Maigret ist 56 Jahre alt und genießt das Leben als Pensionist in Meung-sur-Loire, wo er in seinem Garten arbeitet und in der Dorfgaststätte Karten spielt. Eines Tages wird ein Junge von 19 Jahren namens Jean Maura vorstellig, weil er sich Sorgen um seinen Vater in New York macht: Joachim, genannt „Little John“ Maura, der durch die Produktion von Jukeboxen zum Millionär geworden ist. Mauras französischer Notar d’Hoquélus berichtet von verdächtigen Transaktionen mit denen offensichtlich Geld beiseitegeschafft werden soll.
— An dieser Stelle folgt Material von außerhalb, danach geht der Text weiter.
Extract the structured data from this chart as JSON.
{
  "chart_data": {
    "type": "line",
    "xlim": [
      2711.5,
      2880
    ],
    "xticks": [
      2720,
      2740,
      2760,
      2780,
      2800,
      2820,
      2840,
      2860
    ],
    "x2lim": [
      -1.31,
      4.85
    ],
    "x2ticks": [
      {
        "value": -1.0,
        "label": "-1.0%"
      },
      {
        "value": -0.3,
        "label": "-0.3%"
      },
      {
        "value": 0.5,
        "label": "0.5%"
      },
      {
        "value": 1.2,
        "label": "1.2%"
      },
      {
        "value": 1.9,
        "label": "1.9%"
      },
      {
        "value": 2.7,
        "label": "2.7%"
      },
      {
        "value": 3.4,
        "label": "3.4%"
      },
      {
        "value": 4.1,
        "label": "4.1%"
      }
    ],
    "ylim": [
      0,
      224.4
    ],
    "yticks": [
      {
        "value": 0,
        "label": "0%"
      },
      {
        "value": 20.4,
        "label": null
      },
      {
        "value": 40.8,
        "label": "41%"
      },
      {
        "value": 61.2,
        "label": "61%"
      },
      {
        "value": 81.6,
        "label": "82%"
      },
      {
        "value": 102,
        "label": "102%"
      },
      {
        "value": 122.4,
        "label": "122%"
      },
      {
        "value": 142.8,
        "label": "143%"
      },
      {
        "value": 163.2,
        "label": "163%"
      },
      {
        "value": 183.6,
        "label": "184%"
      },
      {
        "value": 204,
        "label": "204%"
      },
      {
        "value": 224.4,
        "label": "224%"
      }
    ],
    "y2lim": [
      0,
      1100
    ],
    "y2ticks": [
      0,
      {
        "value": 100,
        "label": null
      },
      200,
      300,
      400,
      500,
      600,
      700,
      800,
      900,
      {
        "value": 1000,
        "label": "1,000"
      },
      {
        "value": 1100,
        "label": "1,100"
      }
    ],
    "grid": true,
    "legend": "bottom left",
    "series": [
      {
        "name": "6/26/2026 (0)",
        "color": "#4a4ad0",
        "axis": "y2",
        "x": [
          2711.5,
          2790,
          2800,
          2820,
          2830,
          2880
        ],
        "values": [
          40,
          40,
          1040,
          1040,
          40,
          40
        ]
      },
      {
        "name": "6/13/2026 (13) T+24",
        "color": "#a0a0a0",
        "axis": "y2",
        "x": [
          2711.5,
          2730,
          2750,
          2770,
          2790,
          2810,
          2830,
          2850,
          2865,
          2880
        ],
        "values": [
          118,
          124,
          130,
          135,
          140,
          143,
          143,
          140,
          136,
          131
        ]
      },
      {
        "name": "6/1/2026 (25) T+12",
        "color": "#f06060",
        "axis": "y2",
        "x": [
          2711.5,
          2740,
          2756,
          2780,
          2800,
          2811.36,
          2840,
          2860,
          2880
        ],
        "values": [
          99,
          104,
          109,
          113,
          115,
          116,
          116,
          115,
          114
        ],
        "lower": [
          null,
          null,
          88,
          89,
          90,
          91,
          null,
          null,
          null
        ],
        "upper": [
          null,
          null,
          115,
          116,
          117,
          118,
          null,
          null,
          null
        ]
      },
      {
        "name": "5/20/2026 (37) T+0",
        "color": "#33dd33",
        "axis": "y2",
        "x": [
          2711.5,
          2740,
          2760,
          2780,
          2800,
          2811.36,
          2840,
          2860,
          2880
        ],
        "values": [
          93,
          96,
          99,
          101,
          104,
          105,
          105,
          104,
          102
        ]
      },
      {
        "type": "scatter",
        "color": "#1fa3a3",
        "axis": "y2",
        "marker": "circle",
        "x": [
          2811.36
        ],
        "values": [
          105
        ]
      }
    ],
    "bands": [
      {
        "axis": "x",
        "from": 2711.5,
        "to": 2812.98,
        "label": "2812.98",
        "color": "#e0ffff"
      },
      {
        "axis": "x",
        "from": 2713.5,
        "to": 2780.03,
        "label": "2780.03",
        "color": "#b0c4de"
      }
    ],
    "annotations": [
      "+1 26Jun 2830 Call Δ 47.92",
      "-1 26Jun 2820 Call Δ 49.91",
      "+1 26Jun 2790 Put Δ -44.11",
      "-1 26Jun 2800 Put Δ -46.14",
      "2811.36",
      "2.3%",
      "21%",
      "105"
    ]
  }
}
Jean möchte in Amerika nach dem Rechten sehen und hofft auf Unterstützung durch den pensionierten Kriminalkommissar. Ehe er sich versieht, hat Maigret zugesagt und befindet sich auf einer Schiffsüberfahrt auf den amerikanischen Kontinent.
Kaum hat der Dampfer im Hafen von New York angelegt, kommt dem Kommissar sein junger Begleiter abhanden. So begibt er sich ins Hotel Saint-Régis an der Fifth Avenue, wo Maura senior residiert und merkwürdig wenig Interesse an Ankunft und Verschwinden seines Sohnes erkennen lässt. Sein junger Sekretär Jos MacGill spielt sich in den Vordergrund und wimmelt den französischen Gast ab. Maigret sucht Unterstützung bei Michael O’Brien, einem alten Freund vom FBI, der zwar betont, wegen der amerikanischen Freiheitsrechte nicht selbst im Fall ermitteln zu dürfen, aber Andeutungen über Mauras Vergangenheit macht. Der Millionär kam mit 22 Jahren als französischer Immigrant nach New York und lebte die ersten Jahre unter bescheidenen Verhältnissen in der Bronx. Als Maigret, der seit seiner Ankunft von einer Bande zwielichtiger Gangster beschattet wird, dort aufkreuzt, ist kurz zuvor ein alter Schneider namens Angelino Giacomi überfahren worden, wie es aussieht, um einen Mitwisser aus dem Weg zu räumen. Nun schaltet sich auch die New Yorker Polizei unter Leitung des formalistischen Lieutenants Lewis in die Ermittlungen ein.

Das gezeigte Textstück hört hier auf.